After many discussions about how the role of pheromones and GnRH were linked across species, Robert L. Moss encouraged me to write the book that was co-authored by the late Robert T. Francoeur: The Scent of Eros: Mysteries of Odor in Human Sexuality The role that human pheromones play in human sexuality has consistently been denied by many colleagues who refuse to acknowledge the difference between theories about mutations and evolution compared to facts about amino acid substitutions. The facts link ecological variation to ecological adaptations via changes in the microRNA/messenger RNA balance that link atoms to ecosystems in all genera via what is currently known about physics, chemistry, microRNAs (aka pre-mRNAs) and molecular epigenetics.
For example, the co-author of Feedback loops link odor and pheromone signaling with reproduction also co-authored Estrogen Permits Vasopressin Signaling in Preoptic Kisspeptin Neurons in the Female Mouse.
The article published last week attests to facts about amino acid-mediated regulation of GnRH neuron excitability that link vertebrate GnRH to Estrogen receptor α polymorphism in a species with alternative behavioral phenotypes. The differences in morphological and behavioral phenotypes is clearly nutrient-dependent and pheromone-controlled, and the differences arise in the context of a difference in parental feeding.

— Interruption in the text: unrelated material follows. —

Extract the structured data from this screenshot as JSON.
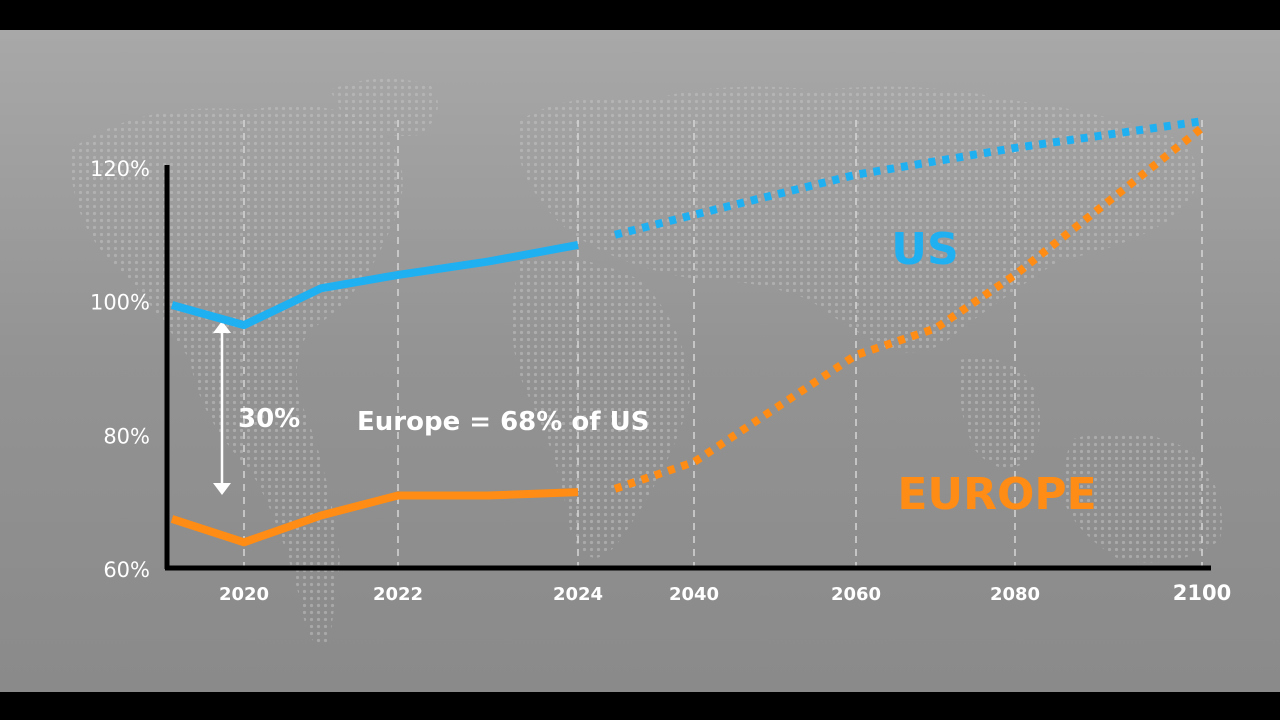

Colleagues who have failed to link nutrient uptake from GnRH to estrogen and other hormones that affect behavior will probably continue to ignore the latest information that supports what we detailed in our 1996 Hormones and Behavior review — if only because they have failed to learn anything about cell type differentiation during the past two decades. They knew nothing about RNA-mediated sex differences in cell types in 1996 and still know nothing about RNA-mediated amino acid substitutions and cell type differentiation in 2015.